Halle – eine Stadt in Sachsen-Anhalt mit der im Land üblichen grossen Zahl an Arbeitslosen. Menschen ohne Arbeit. Menschen, die einmal Arbeit hatten. Arbeit in einer der vielen Fabriken, Produktionsstätten, Gewerbestätten. Arbeitsorte, Lebensorte – heute sind es Gemäuer, enthauptet, ausgeweidet, mit zerschlagenen Augen. Zerborstene Stahlkonstruktionen, Verankerungen einst fleissig arbeitender Maschinen, Waschräume, Büromöbel, Gleisanlagen, riesig-leere Werkhallen – Spuren von Menschen, arbeitender Menschen. LOST PLACES – an diese Orte kehrt niemand mehr zurück.

Es ist schon merkwürdig. Nach dem Krieg wurde nicht um die in Trümmern liegenden Fabriken gejammert, getrauert. Unter den weissen Tüchern der „Kapitulation“ wurden Mauern ausgebessert, Brandschäden beseitigt, Maschinenteile geschmiedet, Strom- und Wasserversorgung wieder hergestellt. Heute? Heute stehen wir wieder vor Trümmern – doch die Trauer bleibt. Hier werden keine „Ärmel hochgekrempelt“. Jahre des Schaffens scheinen vergeblich. Die Mauern haben Menschen umhüllt. Maschinen gehorchten den regsamen Händen. Hier wurde gelacht und geschimpft, die Wochenendereignisse durchgesprochen, Pläne geschmiedet. Hier wurden Werte geschaffen und Leben gelebt. Diese Gebäude erzählen jedem eine Geschichte. Jedem, der nur gewillt ist, zuzuhören. Und langsam fressen sich Abrissbagger hier und dort in Mauerwerk und Beton. Bald bleibt nichts mehr.

Das Buch ist gefüllt mit einer sehr unterschiedlichen Auswahl von Fotos. Sämtlich in schwarz-weiss und deshalb besonders eindringlich. Gebäude und Details, Maschinenteile, zurückgelassenes Mobilar oder Geschirr – im Sonnenlicht dahindämmernde Zeugen der Zeit. Einer vergangenen Zeit. Industriebauten, deren Schönheit oder Zweckmässigkeit durch den Zerfall noch unterstrichen wird.
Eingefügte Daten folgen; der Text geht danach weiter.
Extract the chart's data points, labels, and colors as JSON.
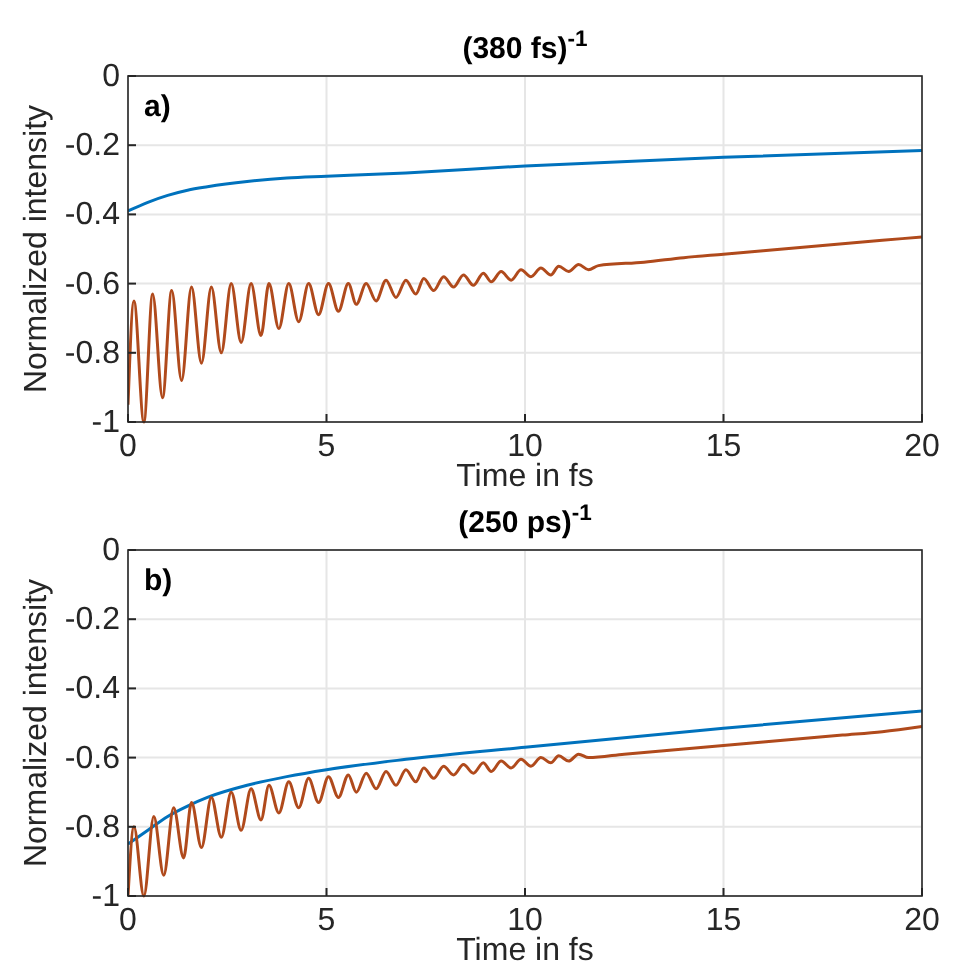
{
  "chart_data": [
    {
      "type": "line",
      "title": "(380 fs)$^{-1}$",
      "xlabel": "Time in fs",
      "ylabel": "Normalized intensity",
      "annotations": [
        "a)"
      ],
      "xlim": [
        0,
        20
      ],
      "xticks": [
        0,
        5,
        10,
        15,
        20
      ],
      "ylim": [
        -1,
        0
      ],
      "yticks": [
        -1,
        -0.8,
        -0.6,
        -0.4,
        -0.2,
        0
      ],
      "grid": true,
      "marker": "none",
      "line_style": "solid",
      "series": [
        {
          "color": "#0072bd",
          "x": [
            0,
            0.5,
            1,
            1.5,
            2,
            3,
            4,
            5,
            7,
            10,
            15,
            20
          ],
          "values": [
            -0.39,
            -0.365,
            -0.345,
            -0.33,
            -0.32,
            -0.305,
            -0.295,
            -0.29,
            -0.28,
            -0.26,
            -0.235,
            -0.215
          ]
        },
        {
          "color": "#b04a1c",
          "x": [
            0,
            0.15,
            0.4,
            0.62,
            0.87,
            1.1,
            1.35,
            1.6,
            1.85,
            2.1,
            2.35,
            2.6,
            2.85,
            3.1,
            3.35,
            3.55,
            3.8,
            4.05,
            4.3,
            4.55,
            4.8,
            5.05,
            5.3,
            5.55,
            5.75,
            6,
            6.25,
            6.5,
            6.75,
            7,
            7.25,
            7.45,
            7.7,
            7.95,
            8.2,
            8.45,
            8.7,
            8.95,
            9.15,
            9.4,
            9.65,
            9.9,
            10.15,
            10.4,
            10.65,
            10.85,
            11.1,
            11.35,
            11.6,
            11.85,
            13,
            14,
            15,
            16,
            17,
            18,
            19,
            20
          ],
          "values": [
            -0.95,
            -0.65,
            -1,
            -0.63,
            -0.93,
            -0.62,
            -0.88,
            -0.61,
            -0.83,
            -0.61,
            -0.8,
            -0.6,
            -0.77,
            -0.6,
            -0.75,
            -0.6,
            -0.73,
            -0.6,
            -0.71,
            -0.6,
            -0.69,
            -0.6,
            -0.68,
            -0.6,
            -0.66,
            -0.6,
            -0.65,
            -0.59,
            -0.64,
            -0.59,
            -0.63,
            -0.585,
            -0.62,
            -0.58,
            -0.61,
            -0.575,
            -0.605,
            -0.57,
            -0.595,
            -0.565,
            -0.59,
            -0.56,
            -0.58,
            -0.555,
            -0.575,
            -0.55,
            -0.565,
            -0.545,
            -0.56,
            -0.548,
            -0.538,
            -0.525,
            -0.515,
            -0.505,
            -0.495,
            -0.485,
            -0.475,
            -0.465
          ]
        }
      ]
    },
    {
      "type": "line",
      "title": "(250 ps)$^{-1}$",
      "xlabel": "Time in fs",
      "ylabel": "Normalized intensity",
      "annotations": [
        "b)"
      ],
      "xlim": [
        0,
        20
      ],
      "xticks": [
        0,
        5,
        10,
        15,
        20
      ],
      "ylim": [
        -1,
        0
      ],
      "yticks": [
        -1,
        -0.8,
        -0.6,
        -0.4,
        -0.2,
        0
      ],
      "grid": true,
      "marker": "none",
      "line_style": "solid",
      "series": [
        {
          "color": "#0072bd",
          "x": [
            0,
            0.5,
            1,
            1.5,
            2,
            3,
            4,
            5,
            7,
            10,
            15,
            20
          ],
          "values": [
            -0.85,
            -0.81,
            -0.77,
            -0.74,
            -0.715,
            -0.68,
            -0.655,
            -0.635,
            -0.605,
            -0.57,
            -0.515,
            -0.465
          ]
        },
        {
          "color": "#b04a1c",
          "x": [
            0,
            0.15,
            0.4,
            0.65,
            0.9,
            1.15,
            1.4,
            1.6,
            1.85,
            2.1,
            2.35,
            2.6,
            2.85,
            3.1,
            3.35,
            3.55,
            3.8,
            4.05,
            4.3,
            4.55,
            4.8,
            5.05,
            5.3,
            5.55,
            5.75,
            6,
            6.25,
            6.5,
            6.75,
            7,
            7.25,
            7.45,
            7.7,
            7.95,
            8.2,
            8.45,
            8.7,
            8.95,
            9.15,
            9.4,
            9.65,
            9.9,
            10.15,
            10.4,
            10.65,
            10.85,
            11.1,
            11.35,
            11.6,
            12.5,
            14,
            15,
            16,
            17,
            18,
            19,
            20
          ],
          "values": [
            -1,
            -0.8,
            -1,
            -0.77,
            -0.94,
            -0.745,
            -0.89,
            -0.73,
            -0.86,
            -0.715,
            -0.83,
            -0.7,
            -0.81,
            -0.69,
            -0.78,
            -0.68,
            -0.76,
            -0.67,
            -0.745,
            -0.66,
            -0.73,
            -0.655,
            -0.715,
            -0.65,
            -0.7,
            -0.645,
            -0.69,
            -0.64,
            -0.68,
            -0.635,
            -0.67,
            -0.63,
            -0.66,
            -0.625,
            -0.65,
            -0.62,
            -0.645,
            -0.615,
            -0.64,
            -0.61,
            -0.63,
            -0.605,
            -0.625,
            -0.6,
            -0.615,
            -0.595,
            -0.61,
            -0.59,
            -0.6,
            -0.59,
            -0.575,
            -0.565,
            -0.555,
            -0.545,
            -0.535,
            -0.525,
            -0.51
          ]
        }
      ]
    }
  ]
}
Die Bilder sind ohne Pathos, aber voller Achtung gegenüber dem, was diese LOST PLACES ausdrücken. Die Ästhetik des Untergangs wunderbar dokumentiert.

Kurze Texte von Erik Neumann geben sachliche Informationen zur Geschichte des Gebäudes und zur Stadt. Damit wird die Aussage der Fotos sehr gut unterstrichen.

Gebäude und Menschen sind untrennbar miteinander verbunden. Beide altern. Haben wir Respekt vor dem Alter. Altern und vergehen ist notwendig, damit Neues entstehen kann.

Ein ästhetischer Genuss, der nachdenklich macht: LOST PLACES.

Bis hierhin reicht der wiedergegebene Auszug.